Allah itu Mahatinggi, itulah yang diyakini dalam Al-Qur’an dan As-Sunnah, tidak seperti yang diyakini oleh aliran Jahmiyah dan yang mengikuti pendapatnya.
Imam Al-Muzani rahimahullah berkata,
عَالٍ عَلَى عَرْشِهِ وَهُوَ دَانٍ بِعِلْمِهِ مِنْ خَلْقِهِ
2- Allah itu Mahatinggi di atas ‘Arsy-Nya. Allah itu dekat pada hamba-Nya dengan ilmu-Nya.
Tidak Boleh Ada Ijtihad dalam Masalah Allah itu Mahatinggi
Syaikhul Islam Ibnu Taimiyah mengatakan, “Masalah Allah itu Mahatinggi bukanlah masalah yang perlu ada pertentangan di dalamnya yang di mana boleh berijtihad. Bahkan masalah ini bukanlah diingkari seperti masalah Khawarij, Syi’ah, Qadariyyah, dan Murjiah. Para ulama ketika mengingatkan tentang masalah Allah itu Mahatinggi lebih dari pembahasan pengingkaran pada aliran yang tadi disebutkan. Perkataan para ulama dalam hal ini sudah masyhur dan mutawatir.

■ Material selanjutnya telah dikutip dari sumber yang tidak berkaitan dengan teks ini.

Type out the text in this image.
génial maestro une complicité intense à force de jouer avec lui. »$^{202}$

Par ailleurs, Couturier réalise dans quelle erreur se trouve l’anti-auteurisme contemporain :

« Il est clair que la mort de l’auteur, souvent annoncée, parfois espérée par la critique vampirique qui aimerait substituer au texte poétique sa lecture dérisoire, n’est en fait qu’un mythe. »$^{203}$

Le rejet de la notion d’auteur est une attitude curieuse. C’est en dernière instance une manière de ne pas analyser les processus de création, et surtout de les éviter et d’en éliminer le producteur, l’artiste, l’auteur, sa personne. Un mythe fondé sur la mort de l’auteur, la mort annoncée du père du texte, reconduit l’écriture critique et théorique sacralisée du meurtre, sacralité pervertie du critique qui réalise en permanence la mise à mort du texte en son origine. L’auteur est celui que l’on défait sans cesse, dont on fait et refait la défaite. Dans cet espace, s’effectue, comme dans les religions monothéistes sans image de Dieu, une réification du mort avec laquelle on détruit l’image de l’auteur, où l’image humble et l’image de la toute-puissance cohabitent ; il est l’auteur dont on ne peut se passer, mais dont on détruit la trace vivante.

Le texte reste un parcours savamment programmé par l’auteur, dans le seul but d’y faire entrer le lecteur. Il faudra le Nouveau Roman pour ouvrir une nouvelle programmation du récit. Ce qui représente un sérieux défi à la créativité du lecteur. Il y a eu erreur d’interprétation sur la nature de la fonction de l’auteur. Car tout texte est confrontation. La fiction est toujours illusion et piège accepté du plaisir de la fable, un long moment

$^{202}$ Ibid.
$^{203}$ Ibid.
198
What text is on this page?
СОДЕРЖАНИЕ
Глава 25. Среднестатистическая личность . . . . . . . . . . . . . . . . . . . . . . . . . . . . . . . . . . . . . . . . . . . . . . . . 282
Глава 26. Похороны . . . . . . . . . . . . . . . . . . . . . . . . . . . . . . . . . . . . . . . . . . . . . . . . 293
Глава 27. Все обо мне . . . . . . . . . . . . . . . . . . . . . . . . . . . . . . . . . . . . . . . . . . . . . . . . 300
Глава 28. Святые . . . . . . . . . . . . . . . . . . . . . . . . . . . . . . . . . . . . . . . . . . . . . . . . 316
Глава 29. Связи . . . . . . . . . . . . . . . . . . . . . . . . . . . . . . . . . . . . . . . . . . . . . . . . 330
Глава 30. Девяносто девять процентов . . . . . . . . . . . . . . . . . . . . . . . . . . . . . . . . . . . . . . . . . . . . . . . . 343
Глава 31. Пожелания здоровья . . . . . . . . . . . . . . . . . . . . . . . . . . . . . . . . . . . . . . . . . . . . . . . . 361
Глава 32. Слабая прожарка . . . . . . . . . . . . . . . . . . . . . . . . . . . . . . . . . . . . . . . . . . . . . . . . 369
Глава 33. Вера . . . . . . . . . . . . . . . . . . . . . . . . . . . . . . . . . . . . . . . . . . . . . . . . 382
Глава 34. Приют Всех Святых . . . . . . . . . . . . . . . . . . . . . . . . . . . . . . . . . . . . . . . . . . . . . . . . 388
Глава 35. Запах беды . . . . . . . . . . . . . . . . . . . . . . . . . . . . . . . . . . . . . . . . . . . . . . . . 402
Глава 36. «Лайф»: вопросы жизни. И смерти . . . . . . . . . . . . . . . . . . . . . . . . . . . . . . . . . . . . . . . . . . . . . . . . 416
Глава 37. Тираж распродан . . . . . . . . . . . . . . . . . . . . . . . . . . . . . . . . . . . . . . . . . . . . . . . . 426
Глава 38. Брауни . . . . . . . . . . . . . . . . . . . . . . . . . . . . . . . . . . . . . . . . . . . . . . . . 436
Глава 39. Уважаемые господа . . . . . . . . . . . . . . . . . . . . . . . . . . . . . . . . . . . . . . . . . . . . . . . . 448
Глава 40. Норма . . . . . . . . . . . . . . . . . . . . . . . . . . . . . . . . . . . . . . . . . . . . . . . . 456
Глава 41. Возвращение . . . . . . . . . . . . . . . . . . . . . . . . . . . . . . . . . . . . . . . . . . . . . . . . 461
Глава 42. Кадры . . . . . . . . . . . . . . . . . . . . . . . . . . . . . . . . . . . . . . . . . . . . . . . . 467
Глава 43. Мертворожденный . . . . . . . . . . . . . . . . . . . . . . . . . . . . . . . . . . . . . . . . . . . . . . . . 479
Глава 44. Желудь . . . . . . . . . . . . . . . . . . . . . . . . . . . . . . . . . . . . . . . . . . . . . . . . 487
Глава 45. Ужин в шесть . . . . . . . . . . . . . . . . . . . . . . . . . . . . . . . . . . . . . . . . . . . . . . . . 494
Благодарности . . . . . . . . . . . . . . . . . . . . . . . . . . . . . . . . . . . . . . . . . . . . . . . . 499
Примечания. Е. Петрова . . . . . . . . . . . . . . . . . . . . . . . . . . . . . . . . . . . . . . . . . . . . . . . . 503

Imam Abu Bakr Ibnu Khuzaimah—yang digelari imamnya para imam—menyatakan sebagaimana diriwayatkan oleh Al-Hakim, ‘Siapa yang tidak mau mengatakan Allah itu di atas langit, di atas ‘Arsy, terpisah dari makhluknya, ia wajib diminta untuk bertaubat.’” (Talbis Al-Jahmiyyah, 2:41-42, dinukil dari An–Nahju Al-Asma’, hlm. 234-235)
Ibnu Khuzaimah dalam perkataan selanjutnya mengkafirkan orang Jahmiyyah yang menolak Allah itu Mahatinggi. Yang mengkafirkan Jahmiyah pula adalah Al-Hasan bin ‘Isa (bekas budak ‘Abdullah bin Al-Mubarak) dan ‘Abdurrahman bin Mahdi.
Keyakinan Jahmiyah tentang Keberadaan Allah Dibantah oleh Para Ulama
Telah shahih dari ‘Ali bin Al-Hasan bin Syaqiq, dia berkata, “Aku berkata kepada Abdullah bin Al-Mubarak, bagaimana kita mengenal Rabb kita ‘azza wa jalla. Ibnul Mubarak menjawab, “Rabb kita berada di atas langit ketujuh dan di atasnya adalah ‘Arsy. Tidak boleh kita mengatakan sebagaimana yang diyakini oleh orang-orang Jahmiyah yang mengatakan bahwa Allah berada di sini yaitu di muka bumi.” Kemudian ada yang menanyakan tentang pendapat Imam Ahmad bin Hambal mengenai hal ini. Ibnul Mubarok menjawab, “Begitulah Imam Ahmad sependapat dengan kami.” (Lihat Mukhtashar Al-‘Uluw li Adz-Dzahabiy, hlm. 152)
Diriwayatkan dari Abudllah bin Ahmad ketika membantah pendapat Jahmiyah dan beliau membawakan sandanya dari Ibnul Mubarak. Ia ceritakan bahwa ada seseorang yang mengatakan pada Ibnul Mubarak, “Wahai Abu ‘Abdirrahman (Ibnul Mubarak), sungguh pengenalan tentang Allah menjadi samar karena pemikiran-pemikiran yang dilontarkan oleh Jahmiyah.” Ibnul Mubarak lantas menjawab, “Tidak usah khawatir. Mereka mengklaim bahwa Allah sebagai sesembahanmu yang sebenarnya berada di atas langit sana, namun mereka katakan Allah tidak di atas langit.” (Lihat Mukhtashar Al-‘Uluw li Adz-Dzahabiy, hlm. 152)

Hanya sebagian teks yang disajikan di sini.